Absa steps up compliance with Oracle

One of South Africa's largest financial services groups, the Absa Group Limited (Absa), has been a prominent innovator in the financial services industry and offers a complete range of banking, bank assurance and wealth management products and services.

Absa is a subsidiary of Barclays Bank, which holds a 58.8% stake in the group and is a major financial services provider with more than 27 million customers and an extensive presence in more than 50 countries.

The financial institution is a longstanding strategic partner of Oracle, having used its database and warehouse technologies extensively for many years as the platform to implement a number of analytical initiatives. Absa has recently rolled out additional Oracle technologies to assist it in further entrenching its leadership in the data management sphere.

There is an increasing need for adherence to compliance requirements, local and global, and in particular in the data and information domains. This is according to Premlin Pillay, Head of Group Information Services at Absa, who says that, as part of the Barclays stable, Absa has a requirement to continuously improve operational excellence and reduce risk across the organisation.

Regulations, such as Sarbanes-Oxley and the Data Privacy Act require strong internal controls to protect sensitive financial and non-financial information from unauthorised access, modification and usage.

"Oracle Database Vault provides a security solution inside the Oracle Database, which enables our existing applications to comply with these and possibly future regulations without much customisation,” he says.

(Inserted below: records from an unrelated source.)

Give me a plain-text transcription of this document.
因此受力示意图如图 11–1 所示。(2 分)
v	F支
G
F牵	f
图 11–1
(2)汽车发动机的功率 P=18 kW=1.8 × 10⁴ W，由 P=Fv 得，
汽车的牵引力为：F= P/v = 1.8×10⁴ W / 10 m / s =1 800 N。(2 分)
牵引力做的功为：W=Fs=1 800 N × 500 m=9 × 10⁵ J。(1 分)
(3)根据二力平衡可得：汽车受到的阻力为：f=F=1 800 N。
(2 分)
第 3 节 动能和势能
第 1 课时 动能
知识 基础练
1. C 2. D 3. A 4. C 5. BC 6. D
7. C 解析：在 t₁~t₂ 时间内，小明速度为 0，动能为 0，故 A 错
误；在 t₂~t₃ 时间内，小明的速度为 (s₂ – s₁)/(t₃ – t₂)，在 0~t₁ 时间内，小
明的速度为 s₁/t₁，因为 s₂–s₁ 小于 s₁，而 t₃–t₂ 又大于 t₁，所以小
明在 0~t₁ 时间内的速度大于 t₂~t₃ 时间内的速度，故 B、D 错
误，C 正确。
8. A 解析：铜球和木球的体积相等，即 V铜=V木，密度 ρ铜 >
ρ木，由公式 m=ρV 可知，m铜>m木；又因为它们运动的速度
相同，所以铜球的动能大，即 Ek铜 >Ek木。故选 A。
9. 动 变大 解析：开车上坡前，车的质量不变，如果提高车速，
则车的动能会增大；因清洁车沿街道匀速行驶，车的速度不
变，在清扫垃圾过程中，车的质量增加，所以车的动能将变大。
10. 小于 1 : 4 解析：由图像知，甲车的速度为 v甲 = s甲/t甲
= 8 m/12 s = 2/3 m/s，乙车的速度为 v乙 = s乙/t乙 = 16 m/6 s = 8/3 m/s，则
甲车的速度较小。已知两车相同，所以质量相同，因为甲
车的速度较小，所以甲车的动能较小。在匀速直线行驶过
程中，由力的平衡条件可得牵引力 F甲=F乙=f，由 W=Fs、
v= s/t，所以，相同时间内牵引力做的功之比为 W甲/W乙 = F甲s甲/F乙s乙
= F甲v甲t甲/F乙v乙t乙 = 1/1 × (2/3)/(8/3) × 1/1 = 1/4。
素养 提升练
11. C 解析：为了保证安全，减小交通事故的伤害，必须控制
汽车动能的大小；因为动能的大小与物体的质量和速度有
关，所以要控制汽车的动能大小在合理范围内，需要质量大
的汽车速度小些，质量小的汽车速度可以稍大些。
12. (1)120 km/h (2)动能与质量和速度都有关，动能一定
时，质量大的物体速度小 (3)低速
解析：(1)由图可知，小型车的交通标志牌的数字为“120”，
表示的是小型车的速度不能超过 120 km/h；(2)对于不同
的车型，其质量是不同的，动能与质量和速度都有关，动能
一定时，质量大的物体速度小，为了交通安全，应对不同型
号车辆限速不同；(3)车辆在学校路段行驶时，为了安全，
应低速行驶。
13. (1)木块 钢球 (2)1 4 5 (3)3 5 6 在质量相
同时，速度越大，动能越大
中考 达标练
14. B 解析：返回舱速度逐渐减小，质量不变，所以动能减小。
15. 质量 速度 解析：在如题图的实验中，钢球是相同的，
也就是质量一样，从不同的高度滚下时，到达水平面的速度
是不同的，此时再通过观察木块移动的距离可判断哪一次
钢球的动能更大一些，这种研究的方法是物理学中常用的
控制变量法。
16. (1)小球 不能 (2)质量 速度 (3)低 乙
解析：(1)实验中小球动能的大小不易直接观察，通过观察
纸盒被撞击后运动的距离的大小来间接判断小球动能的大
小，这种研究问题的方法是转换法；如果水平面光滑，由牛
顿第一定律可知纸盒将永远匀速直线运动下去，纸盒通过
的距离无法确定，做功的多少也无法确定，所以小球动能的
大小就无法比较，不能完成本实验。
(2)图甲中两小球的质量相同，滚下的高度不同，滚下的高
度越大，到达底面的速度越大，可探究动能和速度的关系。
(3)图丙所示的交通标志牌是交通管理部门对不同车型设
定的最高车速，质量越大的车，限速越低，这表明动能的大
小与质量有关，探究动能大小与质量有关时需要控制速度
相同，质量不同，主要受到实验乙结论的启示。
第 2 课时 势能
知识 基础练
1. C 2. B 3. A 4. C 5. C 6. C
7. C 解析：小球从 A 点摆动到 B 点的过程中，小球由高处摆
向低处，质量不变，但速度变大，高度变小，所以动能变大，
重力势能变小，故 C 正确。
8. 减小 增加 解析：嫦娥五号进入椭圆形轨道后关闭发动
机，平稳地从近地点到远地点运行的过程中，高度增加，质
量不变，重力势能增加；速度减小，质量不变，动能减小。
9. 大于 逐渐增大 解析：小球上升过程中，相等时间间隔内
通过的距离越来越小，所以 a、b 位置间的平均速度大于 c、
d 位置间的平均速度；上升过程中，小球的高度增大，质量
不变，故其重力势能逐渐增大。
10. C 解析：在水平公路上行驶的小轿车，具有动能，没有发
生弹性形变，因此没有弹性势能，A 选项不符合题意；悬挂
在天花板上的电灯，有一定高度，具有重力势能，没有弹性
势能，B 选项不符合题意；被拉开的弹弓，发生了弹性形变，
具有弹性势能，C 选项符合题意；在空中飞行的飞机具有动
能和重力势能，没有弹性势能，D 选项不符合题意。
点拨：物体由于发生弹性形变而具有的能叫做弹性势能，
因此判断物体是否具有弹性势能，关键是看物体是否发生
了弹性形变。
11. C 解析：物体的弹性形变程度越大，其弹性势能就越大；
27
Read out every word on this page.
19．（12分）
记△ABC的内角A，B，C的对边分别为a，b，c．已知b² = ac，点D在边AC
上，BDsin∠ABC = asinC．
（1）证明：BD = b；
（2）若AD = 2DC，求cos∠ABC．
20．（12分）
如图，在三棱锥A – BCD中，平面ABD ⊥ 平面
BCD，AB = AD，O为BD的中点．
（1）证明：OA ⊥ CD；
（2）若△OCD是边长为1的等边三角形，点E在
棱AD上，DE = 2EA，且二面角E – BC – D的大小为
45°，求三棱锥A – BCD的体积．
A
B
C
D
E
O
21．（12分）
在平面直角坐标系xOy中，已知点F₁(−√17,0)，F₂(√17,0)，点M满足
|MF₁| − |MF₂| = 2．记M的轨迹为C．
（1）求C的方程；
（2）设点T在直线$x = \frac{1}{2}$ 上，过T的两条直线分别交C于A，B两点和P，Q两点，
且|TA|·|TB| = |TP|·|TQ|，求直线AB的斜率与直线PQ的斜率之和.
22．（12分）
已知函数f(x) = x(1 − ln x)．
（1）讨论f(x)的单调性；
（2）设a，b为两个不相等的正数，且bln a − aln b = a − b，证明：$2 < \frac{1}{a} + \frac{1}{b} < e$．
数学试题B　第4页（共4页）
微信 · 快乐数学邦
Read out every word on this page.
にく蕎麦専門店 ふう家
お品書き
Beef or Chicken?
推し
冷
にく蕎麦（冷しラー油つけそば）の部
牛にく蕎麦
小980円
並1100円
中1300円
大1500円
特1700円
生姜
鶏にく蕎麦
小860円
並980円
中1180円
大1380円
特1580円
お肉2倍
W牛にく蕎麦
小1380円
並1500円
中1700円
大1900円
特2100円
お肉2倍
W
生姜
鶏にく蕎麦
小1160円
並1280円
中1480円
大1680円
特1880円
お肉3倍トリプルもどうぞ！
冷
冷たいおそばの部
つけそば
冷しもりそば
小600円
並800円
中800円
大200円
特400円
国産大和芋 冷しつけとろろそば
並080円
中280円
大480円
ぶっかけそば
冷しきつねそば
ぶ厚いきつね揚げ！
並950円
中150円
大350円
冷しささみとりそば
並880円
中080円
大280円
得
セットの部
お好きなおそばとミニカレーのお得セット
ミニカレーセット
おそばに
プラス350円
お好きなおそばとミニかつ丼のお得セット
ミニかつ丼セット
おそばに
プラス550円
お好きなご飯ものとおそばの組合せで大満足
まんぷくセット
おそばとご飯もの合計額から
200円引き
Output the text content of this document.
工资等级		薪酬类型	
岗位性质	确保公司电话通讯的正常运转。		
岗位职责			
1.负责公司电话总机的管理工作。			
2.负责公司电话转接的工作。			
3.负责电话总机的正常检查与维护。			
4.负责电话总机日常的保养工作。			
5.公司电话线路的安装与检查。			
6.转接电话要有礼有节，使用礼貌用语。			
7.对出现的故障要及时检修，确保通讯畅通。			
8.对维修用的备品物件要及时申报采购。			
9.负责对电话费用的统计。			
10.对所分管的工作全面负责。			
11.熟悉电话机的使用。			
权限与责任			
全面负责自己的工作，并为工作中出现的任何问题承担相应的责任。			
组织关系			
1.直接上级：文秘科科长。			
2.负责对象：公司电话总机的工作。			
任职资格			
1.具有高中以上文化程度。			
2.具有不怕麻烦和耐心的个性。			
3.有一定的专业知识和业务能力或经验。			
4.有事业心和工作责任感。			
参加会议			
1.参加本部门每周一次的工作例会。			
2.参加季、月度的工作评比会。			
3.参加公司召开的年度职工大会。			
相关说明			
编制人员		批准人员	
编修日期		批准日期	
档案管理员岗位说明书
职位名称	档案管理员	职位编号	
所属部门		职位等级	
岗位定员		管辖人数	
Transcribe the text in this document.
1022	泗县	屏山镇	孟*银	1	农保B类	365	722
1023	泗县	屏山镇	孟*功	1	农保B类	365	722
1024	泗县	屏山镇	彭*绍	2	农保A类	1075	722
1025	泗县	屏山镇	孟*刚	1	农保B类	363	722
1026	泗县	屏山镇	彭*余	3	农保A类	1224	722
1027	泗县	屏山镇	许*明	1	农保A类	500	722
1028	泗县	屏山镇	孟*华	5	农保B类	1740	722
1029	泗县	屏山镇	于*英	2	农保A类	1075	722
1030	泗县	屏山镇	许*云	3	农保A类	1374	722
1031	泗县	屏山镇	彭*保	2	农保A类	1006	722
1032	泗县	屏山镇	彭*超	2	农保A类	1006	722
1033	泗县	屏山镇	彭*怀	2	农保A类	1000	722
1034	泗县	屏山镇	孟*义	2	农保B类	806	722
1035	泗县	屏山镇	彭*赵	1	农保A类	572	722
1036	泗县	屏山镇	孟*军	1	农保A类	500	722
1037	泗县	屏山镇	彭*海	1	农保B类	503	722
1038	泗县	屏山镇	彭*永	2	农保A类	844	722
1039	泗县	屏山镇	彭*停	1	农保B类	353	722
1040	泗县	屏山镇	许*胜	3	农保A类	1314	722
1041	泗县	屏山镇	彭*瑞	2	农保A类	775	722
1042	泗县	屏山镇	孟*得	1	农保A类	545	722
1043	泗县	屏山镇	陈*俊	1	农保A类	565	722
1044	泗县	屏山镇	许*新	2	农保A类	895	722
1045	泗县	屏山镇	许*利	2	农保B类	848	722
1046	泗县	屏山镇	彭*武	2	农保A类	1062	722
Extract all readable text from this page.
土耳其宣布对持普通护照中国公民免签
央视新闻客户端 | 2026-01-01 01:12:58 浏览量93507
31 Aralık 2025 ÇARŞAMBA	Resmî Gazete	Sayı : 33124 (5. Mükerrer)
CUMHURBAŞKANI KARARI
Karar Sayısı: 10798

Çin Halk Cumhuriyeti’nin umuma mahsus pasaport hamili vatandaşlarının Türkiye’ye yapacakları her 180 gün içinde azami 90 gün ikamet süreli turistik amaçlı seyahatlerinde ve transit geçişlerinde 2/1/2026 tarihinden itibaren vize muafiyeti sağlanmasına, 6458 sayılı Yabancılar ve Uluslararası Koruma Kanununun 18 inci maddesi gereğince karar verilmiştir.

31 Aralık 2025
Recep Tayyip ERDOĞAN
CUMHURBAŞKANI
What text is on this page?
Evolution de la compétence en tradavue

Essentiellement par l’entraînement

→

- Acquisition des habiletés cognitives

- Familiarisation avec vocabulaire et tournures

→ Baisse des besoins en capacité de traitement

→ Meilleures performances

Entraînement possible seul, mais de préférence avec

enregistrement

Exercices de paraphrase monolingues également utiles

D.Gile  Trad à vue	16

Using Oracle Database Vault, Pillay says Absa now has preventative controls to restrict unauthorised access to sensitive data by its users and when, where and how the databases and customer and transaction data can be accessed. Multiple factors such as IP address and authentication methods are used in a flexible and adaptable manner to enforce authentication without access.

Arthur Britz, the head of the data warehouse department, in Group Information Services, says apart from satisfying compliance regulations and mitigating risks associated with insider threats, Absa required a solution to monitor access to sensitive information.

"We decided on Oracle Audit Vault, which transparently collects consolidated audit data and provides valuable insight into who did what to which data at any given time."

"These Oracle Audit Vault reports, alert notifications and centralised audit policies reduce risks dramatically as access to data is strictly controlled. Privileged administrators cannot view or modify audit data and even auditors are prevented from modifying the data,” he says.

Britz says another requirement Absa had was to manage its system configurations as well as any database changes on the systems.

"As you can imagine, Absa is a very large organisation and manual methods of keeping track of all the software and hardware assets is not viable from a quality of service point of view. We required a tool that would give us a comprehensive view of all heterogeneous components,” he says.

To address this, Absa chose Oracle Enterprise Manager 10gConfiguration Management Pack, which captures and centralises information about all hardware and software resources throughout the bank, and speeds up the diagnosis resolution of problems that can arise from hardware failure or software errors.

"The solution provides a dashboard with a real-time view of configuration items, services and their dependencies within and across each other. It detects, documents, alerts and continuously maintains system configuration, and reduces the risks involved in rolling out changes to production environments by identifying the impact of changes on deployed applications and users,” says Britz.

To manage the changes in its database, Absa chose the Oracle Change Management Pack, which provides an integrated solution for database administrators and application developers.

Absa has hundreds of thousands of database entities, ranging from users and roles to tables and indexes as well as custom-built applications to support Absa's business processes. Oracle Change Management Pack allows developers and administrators to track changes to the objects as the database schema evolves over each application module, mapping its dependency on various database objects.

Pillay says collectively, the Oracle solutions will give Absa a good foundation in ensuring that the data stored in the enterprise data warehouse is secure from unauthorised access. This will ensure that Absa remains compliant to regulatory requirements related to data security and data privacy.

"But it's also more than that. It's not just compliance for the sake of compliance, but also the value we can add in through compliance, such as determining high-value items in the database, the usage patterns of our data, and reducing the cost of managing data.

“We continue to align ourselves with Oracle's industry strength solutions because we believe they have a holistic and comprehensive strategy and a vested interest in our business - that is what we require for our business,” he concludes.